Effort réduit de 30 % pour une aide-soignante

Nathalie Fillaudeau, portant un exosquelette et Christophe Gillard, directeur d’Ehpad

Mais avant le robot, il y a les exosquelettes qui commencent à faire leur apparition dans le domaine de la santé, à l’image de celui acquis par la blanchisserie inter-hospitalière de Saintonge (lire notre article du 15 novembre 2021). Ils viennent de l’industrie et sont faits pour des gestes répétitifs. Nathalie Fillaudeau, aide-soignante dans un Ehpad de Gesté dans le Maine-et-Loire, a fait sensation en enfilant celui qu’elle porte depuis un an. Il lui a supprimé ses maux de dos. Christophe Gillard, son directeur, l’a déniché auprès d’une filiale d’un constructeur automobile. Il l’a fait adapter. L’appareil aide dans les mouvements grâce à un système de ressorts.

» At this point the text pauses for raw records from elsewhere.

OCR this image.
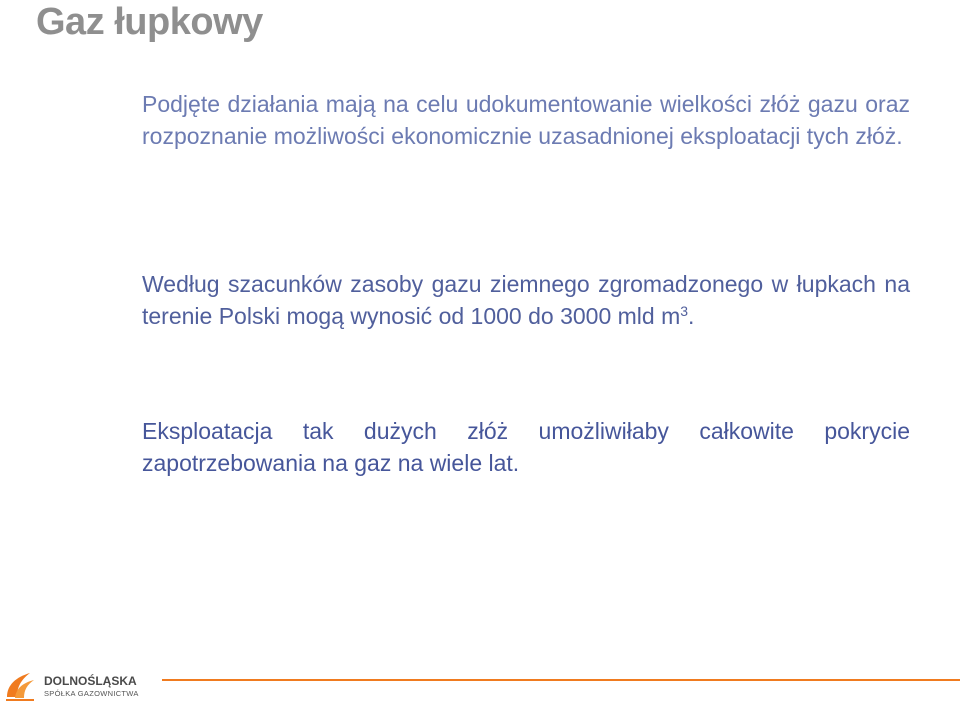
Gaz łupkowy
Podjęte działania mają na celu udokumentowanie wielkości złóż gazu oraz rozpoznanie możliwości ekonomicznie uzasadnionej eksploatacji tych złóż.
Według szacunków zasoby gazu ziemnego zgromadzonego w łupkach na terenie Polski mogą wynosić od 1000 do 3000 mld $m^3$.
Eksploatacja tak dużych złóż umożliwiłaby całkowite pokrycie zapotrzebowania na gaz na wiele lat.
DOLNOŚLĄSKA
SPÓŁKA GAZOWNICTWA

« Il permet la rotation de l’épaule dans tous les sens, ce dont on a besoin autour des personnes âgées. Il réduit l’effort de 30 % », explique-t-il. Seul bémol, l’appareil vaut 5000 €. Il lui en faudrait douze. « Mais installer des rails partout au plafond me coûterait dix fois plus cher ». Devant l’urgence de ne plus perdre d’aides-soignants et d’ASH, le CHU de Nantes a décidé d’installer ces rails d’ici 2024. Des équipements déménageables dans le futur CHU qui ouvre en 2027. Tout en lançant une étude sur les exosquelettes et sur les activités transposables, il l’espère, le plus vite possible à des robots.